Thursday, 12 March 2015

One out, all out

Sad to see Terry Pratchet go...he was a wonderfully imaginative man, and alzheimers is a nasty, long road to reach a grave.  Awareness of alzheimers and other debilitating age-related mental illnesses has reached anew high, and I read the other day that doctors are being overwhelmed by middle-aged people worried that they are succumbing.  It appears many simply don't realise how forgetful we all are at any age, and we all get a little bit more so with each passing year.  That won't stop me remaining paranoid everytime I misplace my keys or can't remember someone's name.

Before I forget, I just want to write down that my three favourite sounds in the whole world wide are:
  • Seagulls
  • Church bells (especially those in the German or Austrian Alps)
  • The sound a two-stroke scooter makes of an evening in a distant street

Can't think why, but all those make my stomach jump (in a good way) every time I hear them.  Clearly it jumps a lot when we're in Brighton, or when skiing in Kitzbuhel.  I wonder if other people are moved quite so much by such simple sounds?

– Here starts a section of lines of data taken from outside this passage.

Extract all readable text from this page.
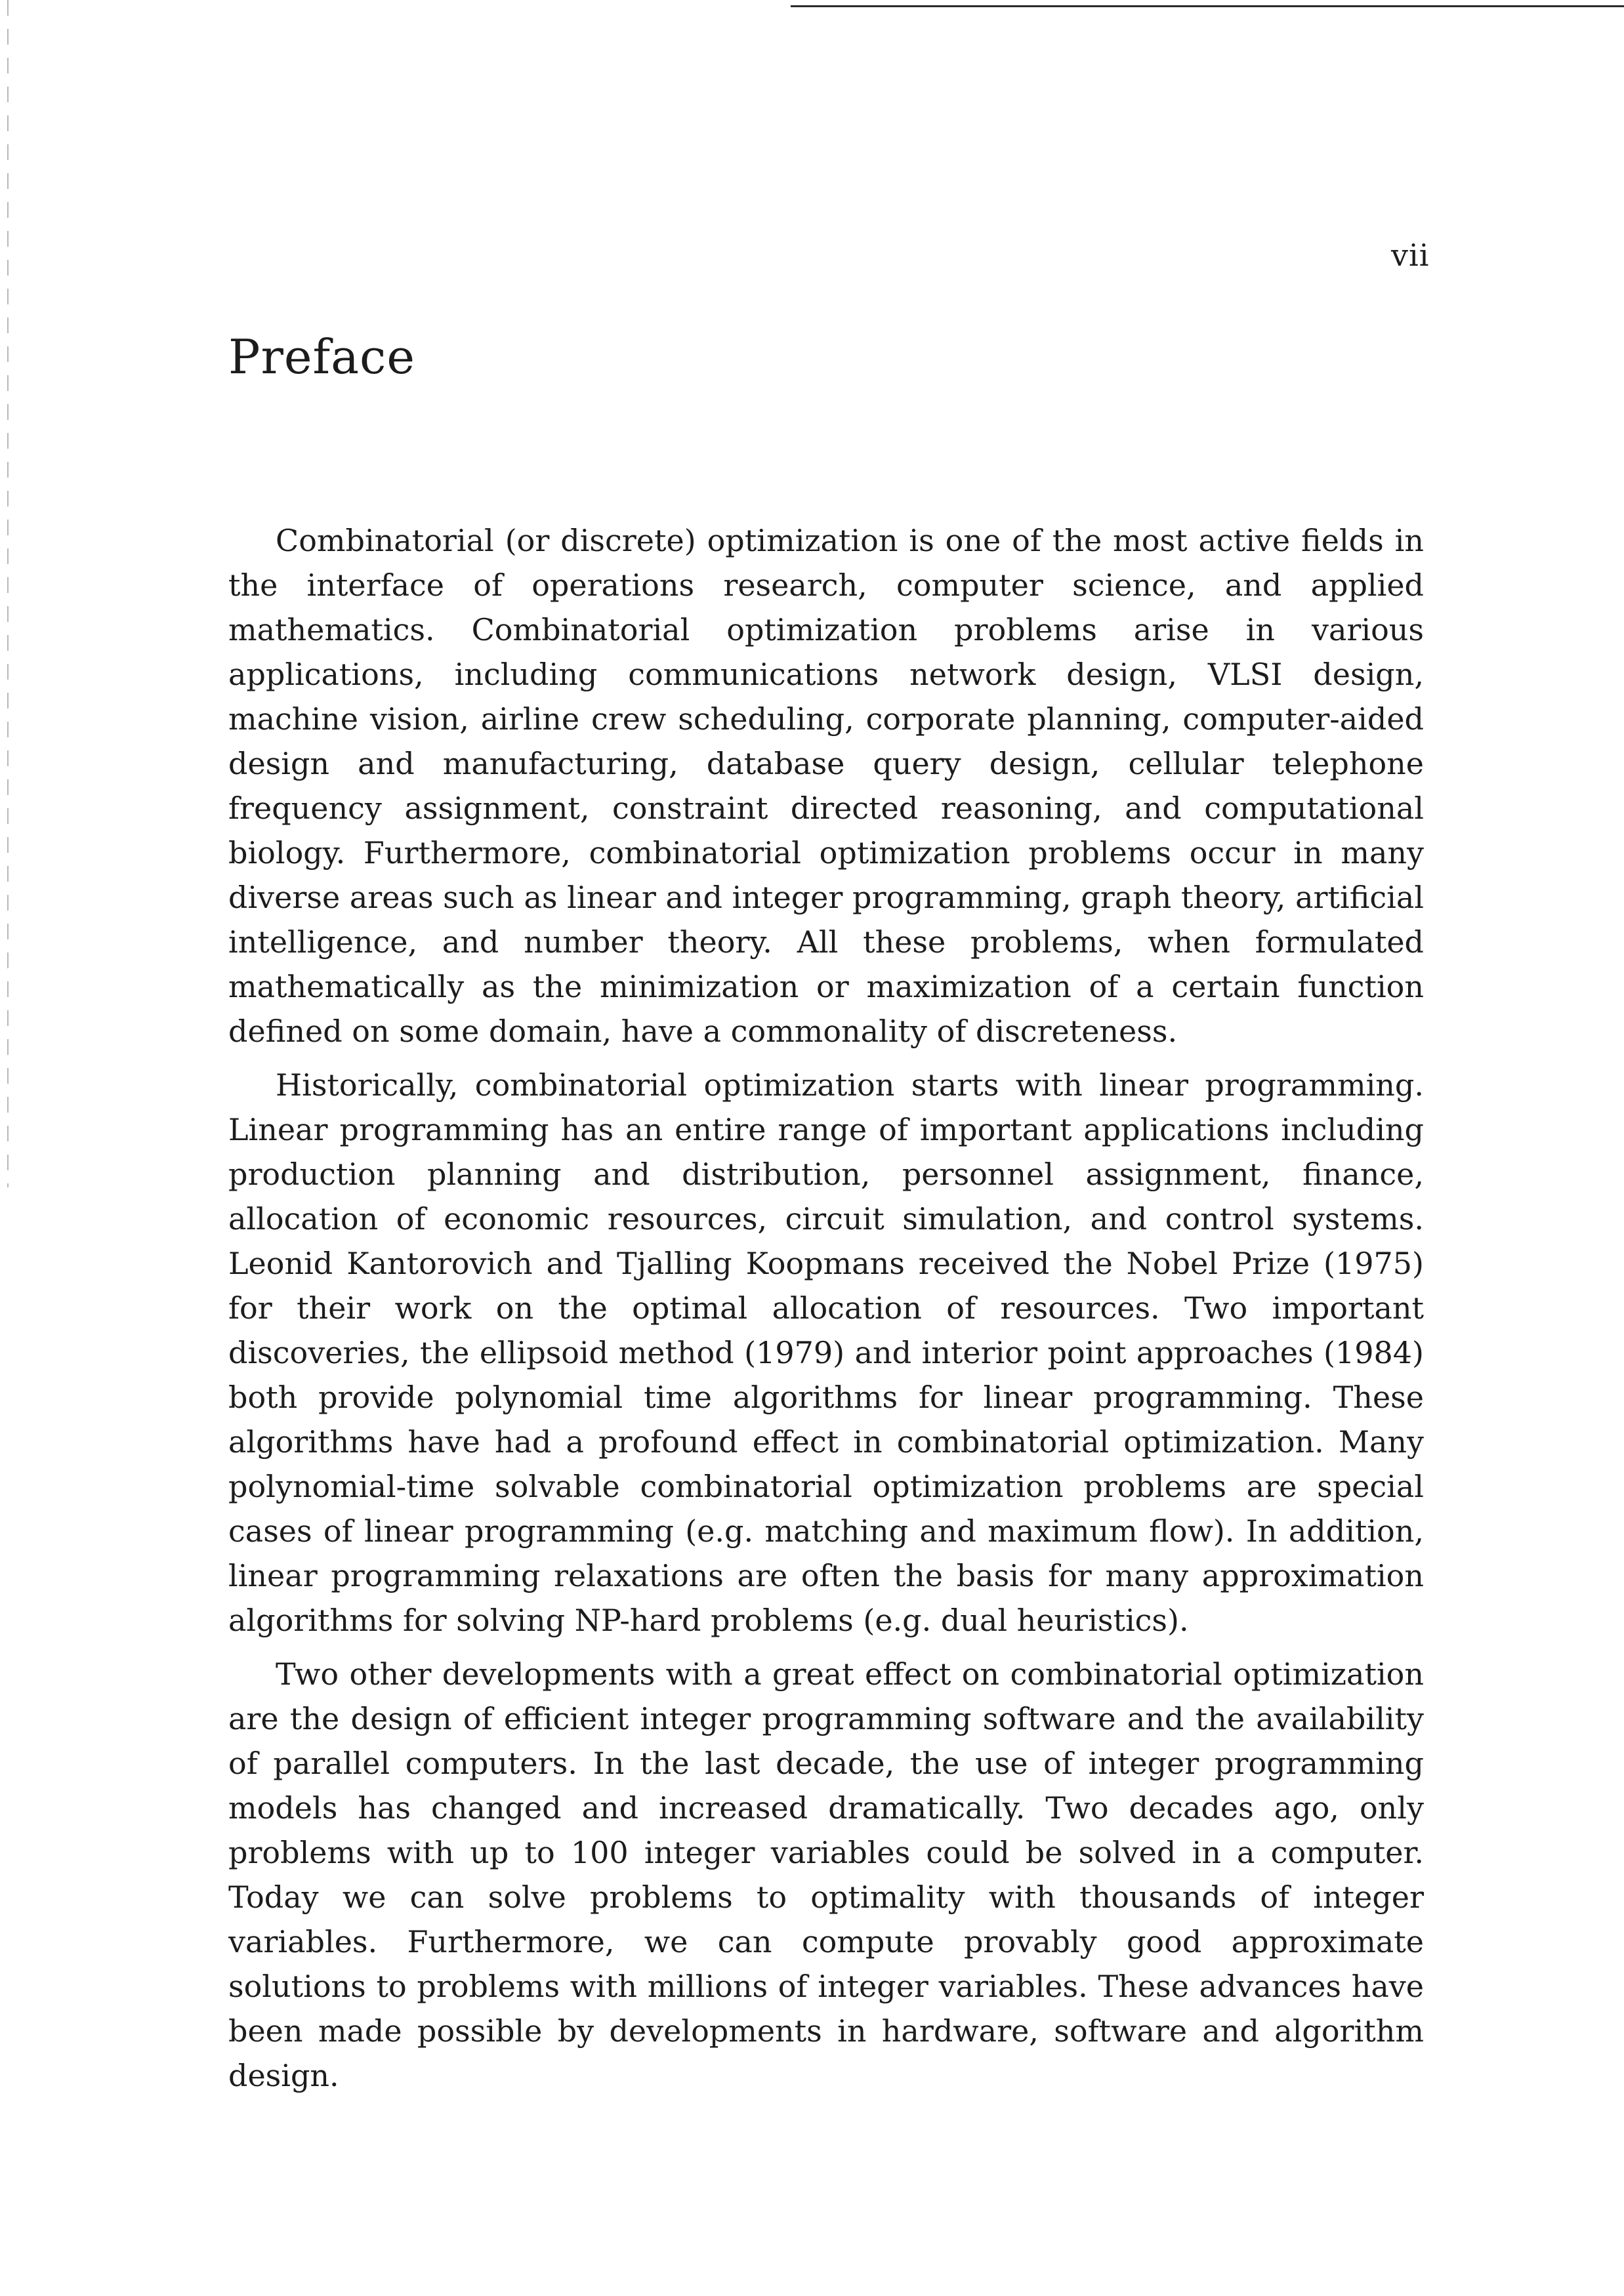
vii
Preface

Combinatorial (or discrete) optimization is one of the most active fields in the interface of operations research, computer science, and applied mathematics. Combinatorial optimization problems arise in various applications, including communications network design, VLSI design, machine vision, airline crew scheduling, corporate planning, computer-aided design and manufacturing, database query design, cellular telephone frequency assignment, constraint directed reasoning, and computational biology. Furthermore, combinatorial optimization problems occur in many diverse areas such as linear and integer programming, graph theory, artificial intelligence, and number theory. All these problems, when formulated mathematically as the minimization or maximization of a certain function defined on some domain, have a commonality of discreteness.

Historically, combinatorial optimization starts with linear programming. Linear programming has an entire range of important applications including production planning and distribution, personnel assignment, finance, allocation of economic resources, circuit simulation, and control systems. Leonid Kantorovich and Tjalling Koopmans received the Nobel Prize (1975) for their work on the optimal allocation of resources. Two important discoveries, the ellipsoid method (1979) and interior point approaches (1984) both provide polynomial time algorithms for linear programming. These algorithms have had a profound effect in combinatorial optimization. Many polynomial-time solvable combinatorial optimization problems are special cases of linear programming (e.g. matching and maximum flow). In addition, linear programming relaxations are often the basis for many approximation algorithms for solving NP-hard problems (e.g. dual heuristics).

Two other developments with a great effect on combinatorial optimization are the design of efficient integer programming software and the availability of parallel computers. In the last decade, the use of integer programming models has changed and increased dramatically. Two decades ago, only problems with up to 100 integer variables could be solved in a computer. Today we can solve problems to optimality with thousands of integer variables. Furthermore, we can compute provably good approximate solutions to problems with millions of integer variables. These advances have been made possible by developments in hardware, software and algorithm design.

You may remember that we're having building work done at home.  That has been going on since October and has caused much misery as these things do.  We've been without any form of cooking facilities, save for a kettle and a microwave, for about three weeks now.  It's no fun.  So invitations for dinner (and breakfast and lunch) will be gratefully accepted.  Microwave recipes will not be cordially received.  At some stage I will properly blog about it...well it'll probably just be a picture story, but that will have to wait at least a week when the windows are due to be installed. I bet you can't wait.

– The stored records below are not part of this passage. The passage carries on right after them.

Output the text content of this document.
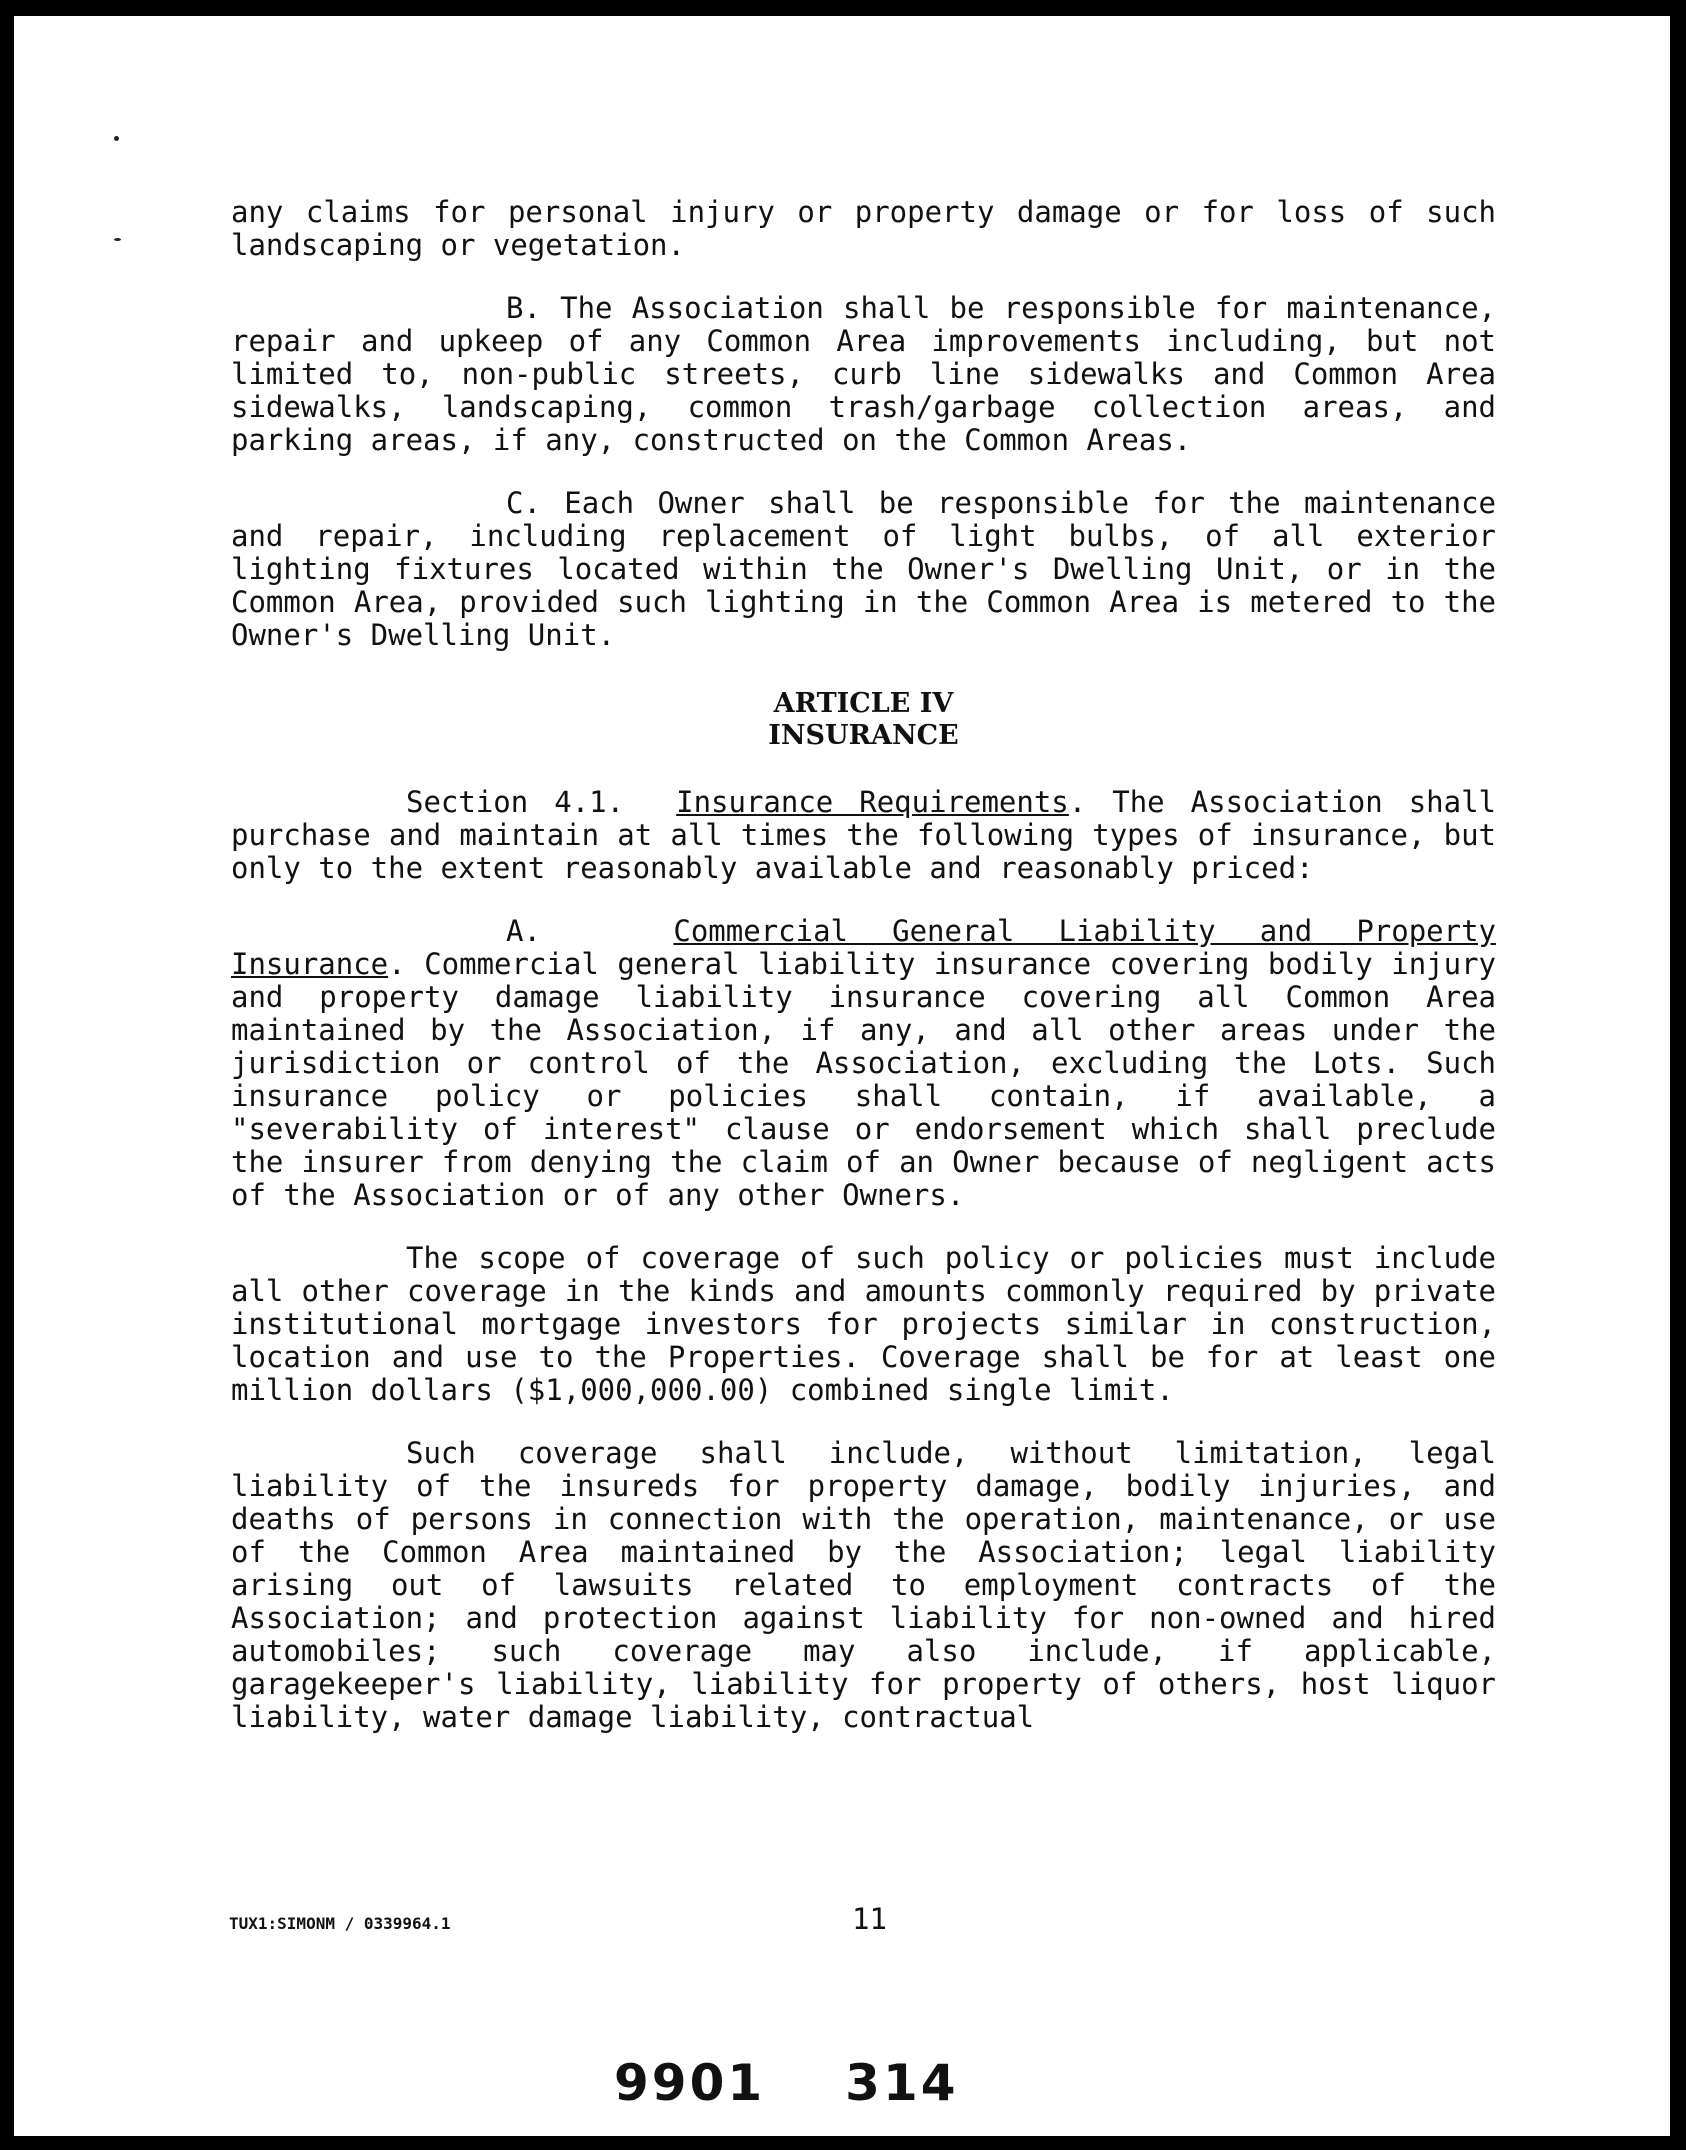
any claims for personal injury or property damage or for loss of such landscaping or vegetation.

B. The Association shall be responsible for maintenance, repair and upkeep of any Common Area improvements including, but not limited to, non-public streets, curb line sidewalks and Common Area sidewalks, landscaping, common trash/garbage collection areas, and parking areas, if any, constructed on the Common Areas.

C. Each Owner shall be responsible for the maintenance and repair, including replacement of light bulbs, of all exterior lighting fixtures located within the Owner's Dwelling Unit, or in the Common Area, provided such lighting in the Common Area is metered to the Owner's Dwelling Unit.

ARTICLE IV
INSURANCE

Section 4.1. Insurance Requirements. The Association shall purchase and maintain at all times the following types of insurance, but only to the extent reasonably available and reasonably priced:

A.	Commercial General Liability and Property Insurance. Commercial general liability insurance covering bodily injury and property damage liability insurance covering all Common Area maintained by the Association, if any, and all other areas under the jurisdiction or control of the Association, excluding the Lots. Such insurance policy or policies shall contain, if available, a "severability of interest" clause or endorsement which shall preclude the insurer from denying the claim of an Owner because of negligent acts of the Association or of any other Owners.

The scope of coverage of such policy or policies must include all other coverage in the kinds and amounts commonly required by private institutional mortgage investors for projects similar in construction, location and use to the Properties. Coverage shall be for at least one million dollars ($1,000,000.00) combined single limit.

Such coverage shall include, without limitation, legal liability of the insureds for property damage, bodily injuries, and deaths of persons in connection with the operation, maintenance, or use of the Common Area maintained by the Association; legal liability arising out of lawsuits related to employment contracts of the Association; and protection against liability for non-owned and hired automobiles; such coverage may also include, if applicable, garagekeeper's liability, liability for property of others, host liquor liability, water damage liability, contractual

TUX1:SIMONM / 0339964.1	11
9901 314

In contrast to some of the high-brow theatrical nonsense we go to, yesterday we went to see Made In Dagenham.  It was entirely my choice, although I don't think The Cat's Mother was anti.

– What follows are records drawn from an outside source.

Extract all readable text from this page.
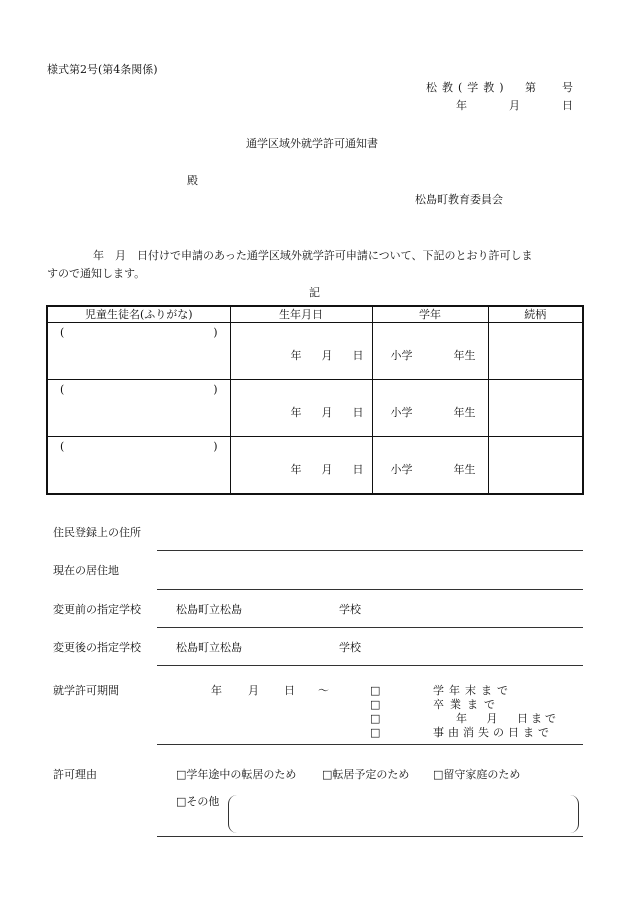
様式第2号(第4条関係)
松教(学教) 第 号
年	月	日
通学区域外就学許可通知書
殿
松島町教育委員会
年　月　日付けで申請のあった通学区域外就学許可申請について、下記のとおり許可しま
すので通知します。
記
児童生徒名(ふりがな)	生年月日	学年	続柄

( )	年 月 日	小学 年生	

( )	年 月 日	小学 年生	

( )	年 月 日	小学 年生	

住民登録上の住所
現在の居住地
変更前の指定学校	松島町立松島	学校
変更後の指定学校	松島町立松島	学校
就学許可期間	年 月 日 ～	□	学年末まで
□	卒業まで
□	年 月 日まで
□	事由消失の日まで
許可理由	□学年途中の転居のため □転居予定のため □留守家庭のため
□その他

We had both enjoyed the film which managed to turn a significant piece of social history into something that was eminently watchable, amusing and indeed educational.  Although the musical has been reasonably well reviewed, neither of us had particularly high expectations, but we were confounded.  We absolutely loved it.  A great story (we knew that already), a remarkable set, some fabulous performances including Gemma Arterton as the main protagonist, Rita O'Grady, and Mark Hadfield as Harold Wilson and some truly terrific songs throughout.  We had a wonderful night out.  There were only to tragedies really.  One, the theatre was half-empty, and two, the whole thing is closing on April 11th.  I know I say it too often but if you do get half a chance, grab this whilst you is a great night out and you will have a ball.  I promise.  The Cat's Mother is planning to get a group of friends together to see it later this month when I'm away.  It's that good.